Donc, que restais-je à faire là, assis ? Je m’étais jeté de nouveau tout seul au milieu de la rue. Je n’avais qu’à y rester. Deux pauvres femmes ne pouvaient se charger d’entretenir un fainéant, un gibier de galère, qui s’enfuyait comme cela, qui sait pour quelles autres prouesses, etc.

Moi, pas un mot.

Peu à peu la bile de Marianne Dondi montait, grâce à mon silence méprisant, montait, éclatait et moi encore là, pas un mot ?

Au bout d’un certain temps, je tirerais de la poche de mon paletot mon portefeuille et je me mettrais à compter sur la table mes billets de mille : un, deux, trois, quatre…
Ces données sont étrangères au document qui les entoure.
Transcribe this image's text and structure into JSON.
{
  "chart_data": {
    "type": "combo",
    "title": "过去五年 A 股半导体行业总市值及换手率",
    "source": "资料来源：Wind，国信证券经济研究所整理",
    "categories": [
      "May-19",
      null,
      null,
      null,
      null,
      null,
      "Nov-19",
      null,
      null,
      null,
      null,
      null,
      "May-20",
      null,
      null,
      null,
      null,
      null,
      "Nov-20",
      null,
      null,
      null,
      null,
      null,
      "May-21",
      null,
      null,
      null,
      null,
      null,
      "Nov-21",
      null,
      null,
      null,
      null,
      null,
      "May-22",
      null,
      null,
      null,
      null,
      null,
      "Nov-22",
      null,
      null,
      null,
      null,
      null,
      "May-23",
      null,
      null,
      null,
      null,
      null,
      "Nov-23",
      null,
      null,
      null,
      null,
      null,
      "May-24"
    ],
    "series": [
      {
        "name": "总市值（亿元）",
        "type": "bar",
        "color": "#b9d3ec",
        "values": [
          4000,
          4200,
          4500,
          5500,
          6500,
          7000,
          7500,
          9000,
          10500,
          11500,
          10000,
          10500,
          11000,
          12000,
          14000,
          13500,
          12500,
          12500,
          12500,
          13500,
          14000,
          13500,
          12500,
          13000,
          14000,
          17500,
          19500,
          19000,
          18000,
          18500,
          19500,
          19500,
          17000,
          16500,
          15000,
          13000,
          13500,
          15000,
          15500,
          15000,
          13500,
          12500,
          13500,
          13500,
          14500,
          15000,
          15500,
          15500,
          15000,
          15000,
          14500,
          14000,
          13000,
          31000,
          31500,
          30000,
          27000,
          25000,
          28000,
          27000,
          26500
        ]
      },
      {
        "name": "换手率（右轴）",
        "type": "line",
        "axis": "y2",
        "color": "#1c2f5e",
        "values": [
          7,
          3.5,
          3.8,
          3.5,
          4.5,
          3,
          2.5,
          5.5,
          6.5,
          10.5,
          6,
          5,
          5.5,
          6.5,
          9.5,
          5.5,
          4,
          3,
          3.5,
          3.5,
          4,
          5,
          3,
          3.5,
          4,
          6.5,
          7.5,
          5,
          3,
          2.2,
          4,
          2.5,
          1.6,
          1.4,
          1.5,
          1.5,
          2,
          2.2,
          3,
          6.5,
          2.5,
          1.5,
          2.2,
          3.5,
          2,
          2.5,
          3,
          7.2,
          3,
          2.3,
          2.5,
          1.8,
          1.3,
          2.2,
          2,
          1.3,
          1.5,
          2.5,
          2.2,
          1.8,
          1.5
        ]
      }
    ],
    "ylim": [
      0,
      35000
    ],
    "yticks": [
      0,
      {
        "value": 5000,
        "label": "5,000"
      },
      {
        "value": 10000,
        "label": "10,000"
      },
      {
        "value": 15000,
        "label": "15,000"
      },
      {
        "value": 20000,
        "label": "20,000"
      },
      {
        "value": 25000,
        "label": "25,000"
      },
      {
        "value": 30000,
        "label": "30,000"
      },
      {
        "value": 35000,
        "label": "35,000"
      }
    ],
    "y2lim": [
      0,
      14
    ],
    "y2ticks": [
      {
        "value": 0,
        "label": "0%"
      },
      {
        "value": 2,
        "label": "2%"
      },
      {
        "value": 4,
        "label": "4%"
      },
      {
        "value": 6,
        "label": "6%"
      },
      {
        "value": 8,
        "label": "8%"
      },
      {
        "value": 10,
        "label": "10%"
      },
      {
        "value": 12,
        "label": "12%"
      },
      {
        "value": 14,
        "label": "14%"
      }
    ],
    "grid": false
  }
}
On voit d’ici Marianne Dondi et aussi ma femme ouvrir tout grands les yeux et la bouche.

Puis :

– Où les as-tu volés !

– … Soixante-dix-sept, soixante-dix-huit, soixante-dix-neuf, quatre-vingts, quatre-vingt-un ; cinq cents, six cents, sept cents ; dix, vingt, vingt-cinq ; quatre-vingt-un mille sept cent vingt-cinq francs et quarante centimes en poche.

Tranquillement, je ramasserais les billets, je les remettrais dans le portefeuille et je me lèverais.

– Vous ne me voulez plus à la maison ? Eh bien ! mille grâces ! Je m’en vais et je vous salue.

Je riais, en pensant tout cela.

Mes compagnons de voyage m’observaient et souriaient aussi, en dessous.

Alors, pour prendre une attitude plus digne, je me mettais à penser à mes créanciers, entre lesquels je devrais partager ces billets de banque. Les cacher, je ne pouvais pas. Et puis, à quoi me serviraient-ils, cachés ?

En jouir, certainement, ces chiens-là ne m’en laisseraient pas jouir.